I have some buns in the oven on that front: It's the "other half" of
automated testing, the part unit test frameworks or dependency
injection don't usually cover: the Monte Carlo proof of correctness

Longer run i.e. not in 2016 it'll use LLVM to trace every edge of
execution and flow of data between the public facing library API and
any external functions/syscalls it makes. It will then automatically
permute the inputs and effects from external functions/syscalls to
formally prove a piece of C++ behaves as specified. Trunk clang and
trunk GCC is currently required for the requisite compiler and
runtime support, hence I won't land this till 2017 at the earliest,
though I have a cool proof of concept test here locally which even
works right in the MSVC ABI (well done clang!).

KernelTest is a natural fit for other tricks too, like running
libfuzzer, the AFL, all the sanitisers, valgrind etc. It multithreads
and multiprocesses naturally, so you can fire all your CPUs at the
problem for the many hours it takes to cover every permutation.

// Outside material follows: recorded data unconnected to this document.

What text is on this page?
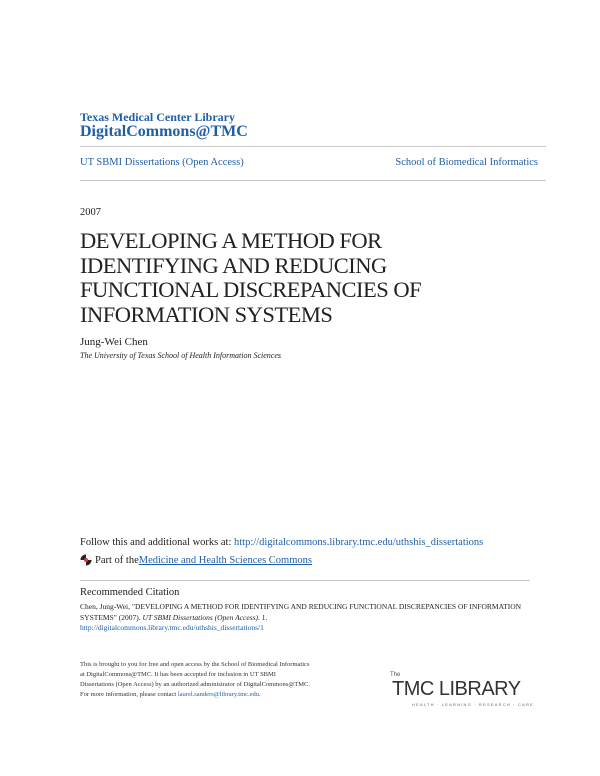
Texas Medical Center Library
DigitalCommons@TMC
UT SBMI Dissertations (Open Access)	School of Biomedical Informatics
2007
DEVELOPING A METHOD FOR IDENTIFYING AND REDUCING FUNCTIONAL DISCREPANCIES OF INFORMATION SYSTEMS
Jung-Wei Chen
The University of Texas School of Health Information Sciences
Follow this and additional works at: http://digitalcommons.library.tmc.edu/uthshis_dissertations
Part of the Medicine and Health Sciences Commons
Recommended Citation
Chen, Jung-Wei, "DEVELOPING A METHOD FOR IDENTIFYING AND REDUCING FUNCTIONAL DISCREPANCIES OF INFORMATION SYSTEMS" (2007). UT SBMI Dissertations (Open Access). 1.
http://digitalcommons.library.tmc.edu/uthshis_dissertations/1
This is brought to you for free and open access by the School of Biomedical Informatics at DigitalCommons@TMC. It has been accepted for inclusion in UT SBMI Dissertations (Open Access) by an authorized administrator of DigitalCommons@TMC. For more information, please contact laurel.sanders@library.tmc.edu.
The
TMC LIBRARY
HEALTH · LEARNING · RESEARCH · CARE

You can see an example of usage in AFIO v2's very first unit test:
_create_close/runner.cpp with an example of a test kernel at
_create_close/kernel_async_file_handle.cpp.hpp. As you'll see, the
simplest use case is to supply a kernel, an array of outcomes, kernel
parameters, preconditions and postconditions. KernelTest will iterate
the kernel and check everything is correct, notifying your unit test
framework of choice of any failures. The new fast ringbuffer logging
system will trace paths of execution in the kernel, optionally
logging stacktraces as it goes, to aid future permutation solvers. I
have yet to implement disk persistence for the logging ringbuffer,
it's a todo.

This stuff only started working for the first time the Thursday just
past as I've wrestling with ICEs in clang or VS2015. I've been
working on it exclusively since the ACCU conference in April as it
would be embarassing to present AFIO v2 at CppCon without any unit
test suite as I had to do at ACCU.

I would stress in the strongest possible terms that nobody should
remotely consider using any of this stuff any time in 2016, wait till
2017 or probably 2018. But interested people may wish to star my
github repos and watch out for conference videos, it's highly likely
KernelTest + the monadic outcomes at its very core will make an
appearance during the 2017 conference circuit.